Васак встрепенулся, часто-часто замигал глазами.
— О том же, о чем и ты.
Васак опустил голову.
— Ты по-прежнему ее любишь, Васак?
— Люблю. А ты?
— Я тоже.
Васак поднял голову:
— Давай поклянемся, Арсен, что никогда не оставим ее. Разве она виновата, что не любит нас?
— Нет, не виновата.
— Клянись же!
— Клянусь солнцем и прахом бабушки! — прошептал я. — Этой клятвой я обещаю ей быть для нее братом до конца своих дней, — повторил я вслед за Васаком слова клятвы.
— Лечь костьми, но никогда не дать ее в обиду…
— Чтоб ни один волос не упал с ее головы…
— Обещай же, что и Цолака не тронешь…
— Обещаю и пальцем не задеть его, если даже ненароком он попадется мне под кулак…

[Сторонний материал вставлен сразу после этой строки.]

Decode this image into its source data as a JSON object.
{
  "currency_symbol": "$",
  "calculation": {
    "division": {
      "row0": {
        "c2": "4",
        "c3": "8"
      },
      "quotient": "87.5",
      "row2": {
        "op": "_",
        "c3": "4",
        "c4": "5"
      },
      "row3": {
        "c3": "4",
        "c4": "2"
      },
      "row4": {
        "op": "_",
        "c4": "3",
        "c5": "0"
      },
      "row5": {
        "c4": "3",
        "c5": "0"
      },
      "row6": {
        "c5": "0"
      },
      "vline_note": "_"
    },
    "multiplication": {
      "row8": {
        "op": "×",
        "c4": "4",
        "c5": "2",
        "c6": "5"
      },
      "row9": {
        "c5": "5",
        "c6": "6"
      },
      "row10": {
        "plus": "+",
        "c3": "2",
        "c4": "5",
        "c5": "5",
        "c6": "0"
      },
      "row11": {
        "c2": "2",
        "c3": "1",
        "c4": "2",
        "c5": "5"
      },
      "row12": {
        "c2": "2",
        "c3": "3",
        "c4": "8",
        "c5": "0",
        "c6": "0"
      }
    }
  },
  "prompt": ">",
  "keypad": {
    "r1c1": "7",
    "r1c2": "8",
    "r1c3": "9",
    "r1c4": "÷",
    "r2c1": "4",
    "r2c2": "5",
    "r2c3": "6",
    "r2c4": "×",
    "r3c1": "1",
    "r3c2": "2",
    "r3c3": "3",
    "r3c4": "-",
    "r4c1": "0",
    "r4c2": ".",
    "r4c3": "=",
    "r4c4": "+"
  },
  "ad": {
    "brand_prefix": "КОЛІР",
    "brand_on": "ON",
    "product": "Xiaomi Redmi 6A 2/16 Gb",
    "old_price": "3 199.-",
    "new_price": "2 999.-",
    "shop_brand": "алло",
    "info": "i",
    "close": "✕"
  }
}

— Смотри, смотри, — оборвал меня Васак.
Я посмотрел в направлении его руки. Высоко над головами кружил аист. Это, должно быть, тот аист, что облюбовал вместе со мной эту скалу, напоминающую башню. Лети, лети, почтенный! Не для того я разодрал себе пальцы, карабкаясь сюда, чтобы так легко уступить тебе это место.
Забравшись на эту башню, я всегда чувствую себя как какой-нибудь падишах, обозревающий свои владения.
Вот пасется на склоне стадо. Впереди овечьего гурта, рядом с козлом с вызолоченными рогами и раскрашенной шерстью, застыл чабан.